I really liked Talia. Sure, she's super powerful and "special," but she's also relatable. She has the same emotions as any other girl and that's what really made this book so great. It's less about the dystopian world and more about her growing up, dealing with betrayal, trying to figure out the kind of person she wants to be. 

Tuesday, July 22, 2014

Sinner by Maggie Stiefvater

This review is spoiler free!!

Ever since I finished the Shiver trilogy ages ago, I wanted more Cole and more Isabel. I never thought it would actually happen!! Cole is so delightfully crazy/quirky/neurotic. And Isabel is just so perfectly bitchy. 

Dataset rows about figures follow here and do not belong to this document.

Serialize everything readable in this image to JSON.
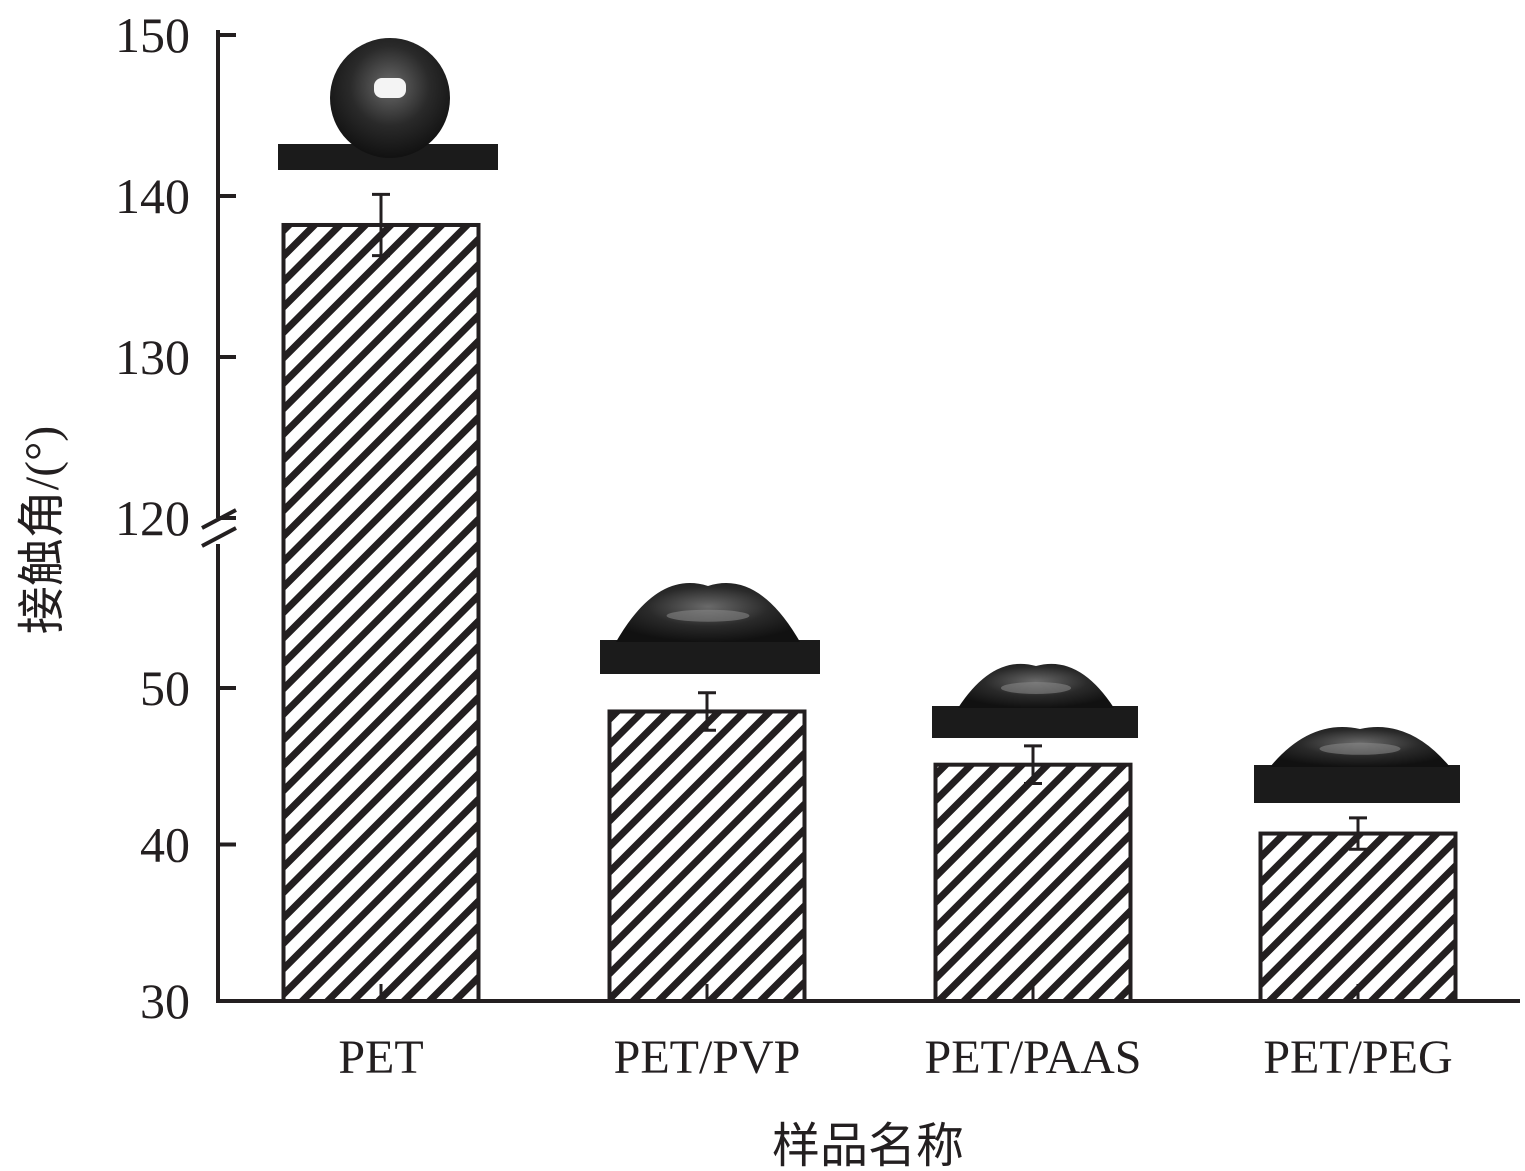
{
  "chart_data": {
    "type": "bar",
    "xlabel": "样品名称",
    "ylabel": "接触角/(°)",
    "categories": [
      "PET",
      "PET/PVP",
      "PET/PAAS",
      "PET/PEG"
    ],
    "values": [
      138.2,
      48.5,
      45.1,
      40.7
    ],
    "errors": [
      1.9,
      1.2,
      1.2,
      1.0
    ],
    "ylim": [
      30,
      150
    ],
    "axis_break": [
      53,
      118
    ],
    "yticks": [
      "30",
      "40",
      "50",
      "120",
      "130",
      "140",
      "150"
    ],
    "bar_pattern": "diagonal-hatch",
    "bar_color": "#231f20",
    "grid": false,
    "legend": "none",
    "insets": [
      {
        "category": "PET",
        "depicts": "droplet-photo"
      },
      {
        "category": "PET/PVP",
        "depicts": "droplet-photo"
      },
      {
        "category": "PET/PAAS",
        "depicts": "droplet-photo"
      },
      {
        "category": "PET/PEG",
        "depicts": "droplet-photo"
      }
    ]
  }
}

I love Cole, but I loooove Isabel! Seriously, she's so awesome:

I didn't want to feel like I was the only person in the world who hated people.

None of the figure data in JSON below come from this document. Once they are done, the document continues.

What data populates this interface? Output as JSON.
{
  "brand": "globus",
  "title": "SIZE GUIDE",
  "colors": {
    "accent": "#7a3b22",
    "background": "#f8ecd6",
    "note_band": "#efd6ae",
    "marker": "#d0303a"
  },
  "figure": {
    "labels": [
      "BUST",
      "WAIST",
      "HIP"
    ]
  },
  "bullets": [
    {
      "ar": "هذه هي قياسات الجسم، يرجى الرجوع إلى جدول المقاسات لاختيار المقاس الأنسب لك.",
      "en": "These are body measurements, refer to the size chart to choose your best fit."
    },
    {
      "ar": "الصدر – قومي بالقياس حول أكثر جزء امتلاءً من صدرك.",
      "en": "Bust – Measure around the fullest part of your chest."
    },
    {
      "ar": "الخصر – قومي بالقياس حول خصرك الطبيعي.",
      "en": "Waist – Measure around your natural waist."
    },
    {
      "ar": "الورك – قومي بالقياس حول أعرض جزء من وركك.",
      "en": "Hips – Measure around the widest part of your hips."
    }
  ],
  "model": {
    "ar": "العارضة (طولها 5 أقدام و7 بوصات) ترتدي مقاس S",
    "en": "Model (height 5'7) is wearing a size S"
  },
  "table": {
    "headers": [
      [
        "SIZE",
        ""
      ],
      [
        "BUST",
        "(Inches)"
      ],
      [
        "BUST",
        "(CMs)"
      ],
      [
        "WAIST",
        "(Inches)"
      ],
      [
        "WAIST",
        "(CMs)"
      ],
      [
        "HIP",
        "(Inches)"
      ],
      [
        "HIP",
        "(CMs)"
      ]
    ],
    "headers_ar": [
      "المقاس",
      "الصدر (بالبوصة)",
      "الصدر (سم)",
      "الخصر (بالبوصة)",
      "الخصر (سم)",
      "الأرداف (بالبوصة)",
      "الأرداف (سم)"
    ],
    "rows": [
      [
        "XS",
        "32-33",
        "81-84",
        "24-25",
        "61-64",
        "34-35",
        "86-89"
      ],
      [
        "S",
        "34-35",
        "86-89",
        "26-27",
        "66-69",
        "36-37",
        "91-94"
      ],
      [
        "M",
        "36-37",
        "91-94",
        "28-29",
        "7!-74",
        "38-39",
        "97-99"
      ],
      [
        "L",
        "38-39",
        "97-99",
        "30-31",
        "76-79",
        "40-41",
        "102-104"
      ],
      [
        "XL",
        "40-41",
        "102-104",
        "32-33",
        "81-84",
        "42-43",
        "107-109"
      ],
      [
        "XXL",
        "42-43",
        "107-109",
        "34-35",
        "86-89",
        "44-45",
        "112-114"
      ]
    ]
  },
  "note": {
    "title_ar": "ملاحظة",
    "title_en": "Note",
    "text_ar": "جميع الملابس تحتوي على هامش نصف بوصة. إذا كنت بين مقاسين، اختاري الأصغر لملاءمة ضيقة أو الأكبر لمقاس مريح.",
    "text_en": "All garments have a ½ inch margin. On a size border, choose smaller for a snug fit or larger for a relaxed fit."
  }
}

Sofia began to cry which was exactly why I generally tried to avoid being a human. 

"Chop-chop," Isabel suggested, her voice so cool that a nearby semitropical plant dropped dead.

Okay, I guess this is the part where I admit that I love her so much because I can totally identify - I tend to be a tad unemotional and people are generally annoying. Anyway, Isabel is the best! 

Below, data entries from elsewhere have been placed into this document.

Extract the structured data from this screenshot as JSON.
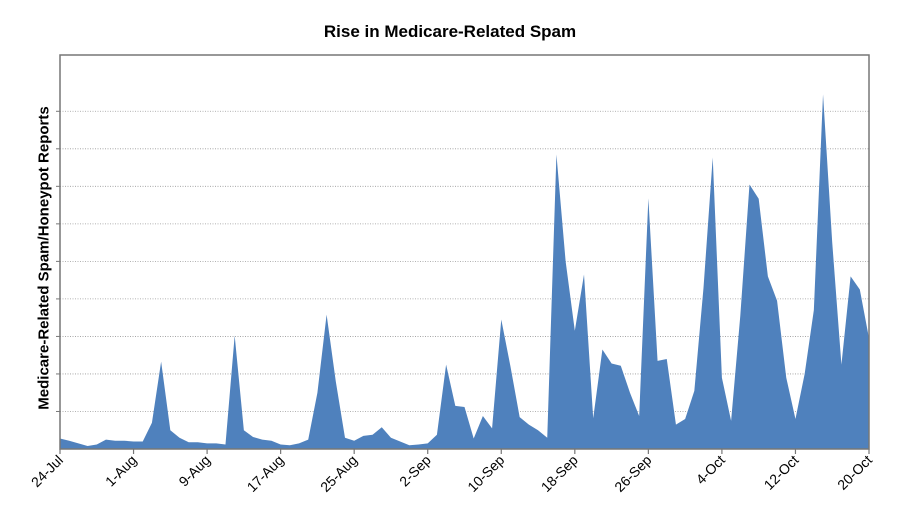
{
  "chart_data": {
    "type": "area",
    "title": "Rise in Medicare-Related Spam",
    "xlabel": "",
    "ylabel": "Medicare-Related Spam/Honeypot Reports",
    "x_start": "24-Jul",
    "x_end": "20-Oct",
    "x_ticks": [
      "24-Jul",
      "1-Aug",
      "9-Aug",
      "17-Aug",
      "25-Aug",
      "2-Sep",
      "10-Sep",
      "18-Sep",
      "26-Sep",
      "4-Oct",
      "12-Oct",
      "20-Oct"
    ],
    "y_tick_labels_visible": false,
    "ylim": [
      0,
      10.5
    ],
    "y_gridlines": 9,
    "grid": true,
    "legend": "none",
    "color": "#4f81bd",
    "series": [
      {
        "values": [
          0.28,
          0.22,
          0.15,
          0.08,
          0.12,
          0.25,
          0.22,
          0.22,
          0.2,
          0.2,
          0.7,
          2.33,
          0.5,
          0.3,
          0.18,
          0.18,
          0.15,
          0.15,
          0.12,
          3.02,
          0.5,
          0.32,
          0.25,
          0.22,
          0.12,
          0.1,
          0.15,
          0.25,
          1.5,
          3.58,
          1.8,
          0.3,
          0.22,
          0.35,
          0.38,
          0.58,
          0.3,
          0.2,
          0.1,
          0.12,
          0.15,
          0.38,
          2.25,
          1.15,
          1.12,
          0.28,
          0.88,
          0.55,
          3.45,
          2.2,
          0.85,
          0.65,
          0.5,
          0.3,
          7.85,
          5.0,
          3.15,
          4.65,
          0.82,
          2.65,
          2.28,
          2.22,
          1.5,
          0.88,
          6.68,
          2.35,
          2.4,
          0.65,
          0.8,
          1.55,
          4.3,
          7.77,
          1.9,
          0.75,
          3.55,
          7.05,
          6.67,
          4.6,
          3.95,
          1.9,
          0.8,
          2.0,
          3.7,
          9.45,
          5.5,
          2.25,
          4.6,
          4.25,
          2.95
        ]
      }
    ]
  }
}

It is not necessary to know or remember much from the Shiver trilogy. Some things are referenced, but not many specific events. Sam and Grace make brief phone appearances. I think you could read this book without even having read the trilogy.  

While this book is technically paranormal (since Cole is a werewolf), it reads much more like a ya contemporary. Which is exactly what I've been in the mood for lately. It's less about werewolves, and a lot more about how damaged both Cole and Isabel are and whether or not they're too damaged to be together. Cole loves Isabel but he's struggling with his sobriety. Isabel loves Cole, but she's not convinced that love ever lasts. The book is told in alternating POVs, which is done very well - there's no way you'll get confused as to who is narrating a chapter. And it's lovely to see inside both their heads. 

(note: quotes were taken from an arc and may have changed in the final printing)

Tuesday, July 15, 2014

Half a King by Joe Abercrombie

Half a King

This review is spoiler free!!

This is definitely not my type of book. I decided to read it because Joe Abercrombie is one of my husband's favorite authors and I thought I'd prefer his ya to his adult series. That being said, I actually enjoyed this. I wish the names were easier to pronounce (I know it's silly, but that's one of my major problems with fantasy) and it's a little grittier than I prefer.

But the characters are likable and funny. Even the villains are enjoyable. And there's a lot of character growth, some for the better and some for the worse. And the growth isn't reserved just for the mc - most of the characters are well-developed and grow throughout the book. 

There's a lot of action. Seriously, so much stuff is packed into this book. It's never boring. And it's not predictable. Since I mostly read ya dystopian (which has become incredibly predictable), this was a pleasant surprise.